Esse material — um patrimônio mítico-poético da cultura Greco-romana, que tanto influiu e vem influindo na literatura, filosofia, escultura, teatro, pintura e cinema — foi o primeiro contato que tive com os mitos gregos: e fiquei encantado.
Agora, já sexagenário, acabo de ler O Universo, os deuses, os homens,
de Jean-Pierre Vernant, um livro que nos permite penetrar nas histórias que Platão chamava de “fábulas de ama de leite”, no qual o autor combinou a filosofia com estudos de história, antropologia e lingüística e, com esse enfoque multidisciplinar dos mitos, promoveu uma renovação profunda no modo de interpretar a Grécia antiga.
É muito interessante, por exemplo, um detalhe significativo do mito de Prometeu: “ Há o tempo dos deuses, a eternidade em que nada acontece, tudo está lá, nada desaparece. Há o tempo dos homens, que é linear, sempre no mesmo sentido, pois o homem nasce, cresce, torna-se adulto, envelhece e morre. Há por fim, um terceiro tempo, apresentado pelo episódio do fígado de Prometeu. É um tempo circular ou em zigue-zague. Indica uma existência semelhante à da lua, por exemplo, que cresce, morre e renasce, indefinidamente. Esse tempo prometeico lembra o movimento dos astros, isto é, esses movimentos circulares que se inscrevem no tempo, que por seu intermédio permitem medir o tempo. Não é a eternidade dos deuses, não é tampouco o tempo terrestre, o tempo mortal, que segue sempre na mesma direção. É um tempo do qual os filósofos poderão dizer que é a imagem móvel da eternidade imóvel”.

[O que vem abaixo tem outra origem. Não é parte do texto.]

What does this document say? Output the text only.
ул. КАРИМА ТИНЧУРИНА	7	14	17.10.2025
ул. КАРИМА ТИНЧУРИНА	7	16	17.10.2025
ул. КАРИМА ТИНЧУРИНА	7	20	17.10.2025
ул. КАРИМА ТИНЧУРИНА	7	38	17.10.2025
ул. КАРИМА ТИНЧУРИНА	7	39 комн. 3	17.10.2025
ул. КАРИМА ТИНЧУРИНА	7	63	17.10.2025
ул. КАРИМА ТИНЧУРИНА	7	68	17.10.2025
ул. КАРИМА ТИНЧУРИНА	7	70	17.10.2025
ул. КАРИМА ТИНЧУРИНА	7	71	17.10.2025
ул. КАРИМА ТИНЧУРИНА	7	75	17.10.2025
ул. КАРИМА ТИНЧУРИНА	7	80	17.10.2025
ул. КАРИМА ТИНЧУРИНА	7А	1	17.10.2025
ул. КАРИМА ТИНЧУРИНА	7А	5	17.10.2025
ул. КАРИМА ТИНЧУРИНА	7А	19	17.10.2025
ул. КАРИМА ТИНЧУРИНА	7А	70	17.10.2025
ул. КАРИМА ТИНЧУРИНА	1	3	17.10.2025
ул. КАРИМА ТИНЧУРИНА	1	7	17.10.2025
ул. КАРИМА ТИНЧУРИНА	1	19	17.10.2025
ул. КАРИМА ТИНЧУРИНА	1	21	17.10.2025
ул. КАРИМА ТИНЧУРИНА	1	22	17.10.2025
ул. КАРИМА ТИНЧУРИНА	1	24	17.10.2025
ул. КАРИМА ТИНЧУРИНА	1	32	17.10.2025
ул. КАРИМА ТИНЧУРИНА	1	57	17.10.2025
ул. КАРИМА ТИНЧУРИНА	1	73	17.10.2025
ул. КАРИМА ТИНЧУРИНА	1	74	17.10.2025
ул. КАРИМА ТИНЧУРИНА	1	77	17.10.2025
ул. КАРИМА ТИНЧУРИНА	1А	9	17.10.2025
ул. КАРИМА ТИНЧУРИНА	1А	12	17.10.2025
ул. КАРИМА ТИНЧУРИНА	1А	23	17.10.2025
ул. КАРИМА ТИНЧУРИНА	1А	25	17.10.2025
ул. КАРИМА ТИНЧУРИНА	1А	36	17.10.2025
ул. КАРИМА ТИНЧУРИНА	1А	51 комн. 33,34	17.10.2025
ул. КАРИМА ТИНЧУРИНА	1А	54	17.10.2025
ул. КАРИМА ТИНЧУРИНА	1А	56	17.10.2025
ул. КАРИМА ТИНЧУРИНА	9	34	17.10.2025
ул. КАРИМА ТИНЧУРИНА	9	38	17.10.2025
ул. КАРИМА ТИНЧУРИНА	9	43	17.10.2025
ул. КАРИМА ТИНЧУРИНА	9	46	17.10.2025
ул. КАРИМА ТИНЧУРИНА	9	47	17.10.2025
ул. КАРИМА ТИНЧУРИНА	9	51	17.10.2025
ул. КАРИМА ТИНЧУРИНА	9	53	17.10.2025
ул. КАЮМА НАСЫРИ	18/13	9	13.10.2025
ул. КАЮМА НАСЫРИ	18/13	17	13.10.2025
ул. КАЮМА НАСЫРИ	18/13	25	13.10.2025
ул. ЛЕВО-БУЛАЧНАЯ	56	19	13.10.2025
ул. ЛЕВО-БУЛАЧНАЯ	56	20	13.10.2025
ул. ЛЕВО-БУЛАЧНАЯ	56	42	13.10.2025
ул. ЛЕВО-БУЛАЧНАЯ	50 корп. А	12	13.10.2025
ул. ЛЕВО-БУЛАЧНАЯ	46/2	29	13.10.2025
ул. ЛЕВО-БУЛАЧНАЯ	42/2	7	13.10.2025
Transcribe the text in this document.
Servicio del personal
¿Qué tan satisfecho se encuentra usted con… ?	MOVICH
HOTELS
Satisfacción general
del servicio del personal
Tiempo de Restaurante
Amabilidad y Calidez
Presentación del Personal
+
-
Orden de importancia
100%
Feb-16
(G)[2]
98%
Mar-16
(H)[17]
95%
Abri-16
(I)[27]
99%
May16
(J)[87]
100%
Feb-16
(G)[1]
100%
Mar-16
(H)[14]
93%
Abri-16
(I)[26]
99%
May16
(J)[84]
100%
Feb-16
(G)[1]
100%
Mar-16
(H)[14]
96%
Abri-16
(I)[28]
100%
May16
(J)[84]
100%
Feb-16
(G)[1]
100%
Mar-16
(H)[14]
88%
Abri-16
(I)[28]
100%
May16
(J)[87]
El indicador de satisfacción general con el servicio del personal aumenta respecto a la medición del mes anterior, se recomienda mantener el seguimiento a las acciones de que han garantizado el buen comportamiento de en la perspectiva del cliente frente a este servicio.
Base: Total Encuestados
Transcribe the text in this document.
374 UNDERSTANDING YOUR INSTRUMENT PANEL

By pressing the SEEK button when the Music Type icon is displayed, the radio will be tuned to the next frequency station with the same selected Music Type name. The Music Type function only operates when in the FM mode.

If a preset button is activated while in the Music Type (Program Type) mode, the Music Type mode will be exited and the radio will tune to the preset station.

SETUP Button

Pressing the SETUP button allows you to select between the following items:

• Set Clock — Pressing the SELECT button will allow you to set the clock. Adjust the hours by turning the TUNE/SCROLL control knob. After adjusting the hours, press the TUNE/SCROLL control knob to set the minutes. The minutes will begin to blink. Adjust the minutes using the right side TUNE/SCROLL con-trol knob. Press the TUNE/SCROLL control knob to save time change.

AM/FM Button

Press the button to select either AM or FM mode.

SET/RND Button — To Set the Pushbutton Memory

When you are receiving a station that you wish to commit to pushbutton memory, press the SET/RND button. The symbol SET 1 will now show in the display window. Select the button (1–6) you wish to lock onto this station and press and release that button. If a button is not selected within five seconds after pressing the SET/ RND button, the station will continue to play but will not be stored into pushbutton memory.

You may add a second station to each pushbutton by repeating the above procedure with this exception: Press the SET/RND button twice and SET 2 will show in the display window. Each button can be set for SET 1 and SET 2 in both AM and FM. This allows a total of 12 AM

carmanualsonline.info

Pensei nos ciclos da reencarnação.
Também achei interessante a conclusão do autor com relação ao enigma da Esfinge que Édipo decifrou: “Quando estamos na fase dos dois pés somos alguém cujo prestígio e força se impõem mas, desde que entramos na velhice (fase dos três pés) , deixamos de ser o homem da façanha guerreira, tornamo-nos, na melhor das hipóteses, o homem da palavra e do conselho sábio, na pior, um detrito lastimável”.
Pensei comigo: nos meus sessenta e cinco anos espero um dia não vir a ser um detrito lastimável.
Nesses tempos de insegurança identifiquei-me com Epimeteu: “ Nós, pobres e infelizes mortais, somos sempre, a um só tempo, prometeicos e epimeteicos, previmos, fazemos nossos planos, mas volta e meia as coisas se passam contrariamente às nossas expectativas, surpreendendo-nos e nos deixando indefesos”.
Para finalizar, não pude evitar de ver, na luta entre Zeus e Tífon, uma luta minha, particular: “ A luta de Tífon contra Zeus é a luta do monstro de centenas de olhos flamejantes contra a fulgurância do olhar divino. Evidentemente, é o olho fulminante de Zeus que, graças à luz que projeta, vencerá essas chamas lançadas pelas cem cabeças de serpentes do monstro, Olho por Olho, Zeus é o vencedor. No final, mais uma vez Tífon é derrotado. Os nervos de seus braços e pernas que nele encarnam a força vital no que tem de combativo, são vencidos pelo raio. Ei-lo paralisado, os rochedos caindo em cima de Tífon; ei-lo sendo levado de volta ao Tártaro nebuloso, onde se encontram suas origens”.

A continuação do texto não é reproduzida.